After Mass, we were led to the adjoining room, where we formed a horseshoe-shaped reception line for the Holy Father. I was the only one in the group with a gift for him that day. As I waited, the anxiety returned. What would I say to him? When he entered the room, however, I was filled with peace. Talking to him was like standing next to my own father, explaining what I did at work that day. Monsignor Dziwisz introduced me as being from “Padri Mariani,” Italian for “Marian Fathers.”
I presented John Paul II with pages from marian.org, bound in a hand-tooled white leather folder with gold embossing. I had recently become the webmaster, and we had newly published pages on the pope’s work advancing the cause of Sister Faustina Kowalska and the Divine Mercy message.
He thanked me and pressed a rosary in my hand. Monsignor Dziwisz took my gift, and the Holy Father moved to the next person in line.

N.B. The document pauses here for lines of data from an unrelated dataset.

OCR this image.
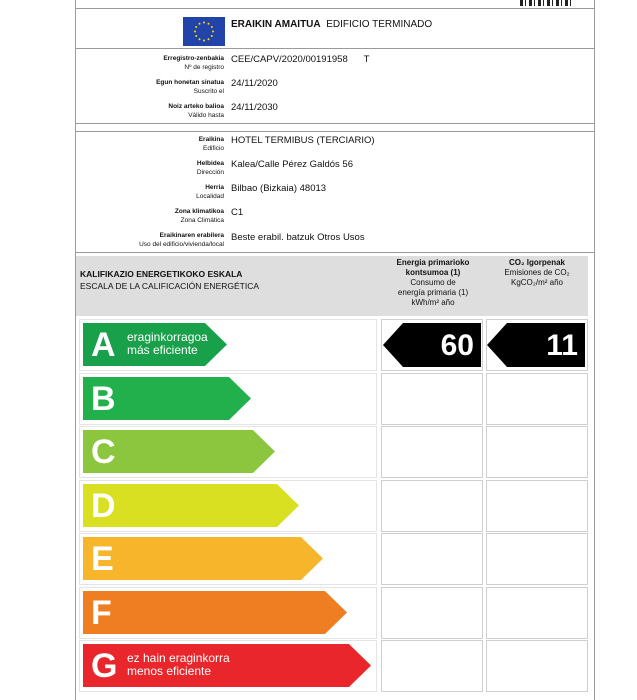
ERAIKIN AMAITUA EDIFICIO TERMINADO
Erregistro-zenbakia
Nº de registro
CEE/CAPV/2020/00191958 T
Egun honetan sinatua
Suscrito el
24/11/2020
Noiz arteko balioa
Válido hasta
24/11/2030
Eraikina
Edificio
HOTEL TERMIBUS (TERCIARIO)
Helbidea
Dirección
Kalea/Calle Pérez Galdós 56
Herria
Localidad
Bilbao (Bizkaia) 48013
Zona klimatikoa
Zona Climática
C1
Eraikinaren erabilera
Uso del edificio/vivienda/local
Beste erabil. batzuk Otros Usos
KALIFIKAZIO ENERGETIKOKO ESKALA
ESCALA DE LA CALIFICACIÓN ENERGÉTICA
Energia primarioko
kontsumoa (1)
Consumo de
energía primaria (1)
kWh/m² año
CO₂ Igorpenak
Emisiones de CO₂
KgCO₂/m² año
A eraginkorragoa
más eficiente	60 11
B
C
D
E
F
G ez hain eraginkorra
menos eficiente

Fred and I celebrated our blessed day with a lunchtime feast! It was a remarkable day that changed our lives.
After my 1997 audience, I had annual encounters with John Paul for five years. In 1998, I shook hands with him in Saint Peter’s Square. A week later, I had another private audience and presented him with a gift on the 50th anniversary of his episcopal ordination.
During the Pope’s 1999 visit to the Basilica of Our Lady of Licheń in Poland, I stayed onsite with him and a sizable delegation of Marians from around the world. It was a rare treat to see the pope in his element. I was one of the few laypeople in the small group that greeted him upon his arrival. He bantered back and forth with the Marians in Polish, tossing out the occasional joke that had the men in stitches.

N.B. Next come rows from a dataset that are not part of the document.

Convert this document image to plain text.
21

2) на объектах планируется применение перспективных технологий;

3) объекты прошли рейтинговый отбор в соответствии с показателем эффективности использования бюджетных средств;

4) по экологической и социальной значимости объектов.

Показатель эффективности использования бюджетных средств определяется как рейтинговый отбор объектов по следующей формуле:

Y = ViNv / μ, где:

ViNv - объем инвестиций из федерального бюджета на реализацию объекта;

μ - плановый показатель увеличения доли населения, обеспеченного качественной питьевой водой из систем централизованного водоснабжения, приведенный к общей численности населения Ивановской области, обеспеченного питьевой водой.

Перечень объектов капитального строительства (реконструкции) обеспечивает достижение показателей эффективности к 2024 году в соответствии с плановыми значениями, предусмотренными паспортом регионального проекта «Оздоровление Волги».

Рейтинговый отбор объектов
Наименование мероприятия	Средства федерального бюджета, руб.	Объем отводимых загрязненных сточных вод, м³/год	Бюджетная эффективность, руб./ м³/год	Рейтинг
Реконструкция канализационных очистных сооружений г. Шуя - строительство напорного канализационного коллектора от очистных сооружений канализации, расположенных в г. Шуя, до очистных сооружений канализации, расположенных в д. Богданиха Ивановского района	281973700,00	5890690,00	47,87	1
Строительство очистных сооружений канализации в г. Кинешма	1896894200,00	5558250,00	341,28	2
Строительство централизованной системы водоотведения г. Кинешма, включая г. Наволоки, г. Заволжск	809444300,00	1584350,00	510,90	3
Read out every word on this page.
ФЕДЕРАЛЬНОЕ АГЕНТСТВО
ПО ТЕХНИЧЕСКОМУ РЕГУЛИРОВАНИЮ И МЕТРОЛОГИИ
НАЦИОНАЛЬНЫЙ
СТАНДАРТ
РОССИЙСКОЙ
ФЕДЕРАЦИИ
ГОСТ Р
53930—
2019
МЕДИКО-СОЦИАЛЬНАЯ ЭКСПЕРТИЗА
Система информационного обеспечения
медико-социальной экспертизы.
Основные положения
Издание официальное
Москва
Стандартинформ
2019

In 2000, I was in Rome for Sister Faustina’s canonization. I again had the opportunity to present the Holy Father with pages from the newly updated marian.org website.
Then, in 2002, just 11 days after I wed my bride, we were presented to John Paul II during his Wednesday audience in the Square as the first of the “sposi novelli” (newlyweds) that day. It was the last of my five encounters with this great saint, largely thanks to the intercession of a French nun who called in a favor for this Canadian farm boy.
Merci, Thérèse!
Patrick Novecosky is a Virginia-based journalist, author, international speaker, and pro-life activist. He met Pope St. John Paul II five times. His new book is 100 Ways John Paul II Changed the World.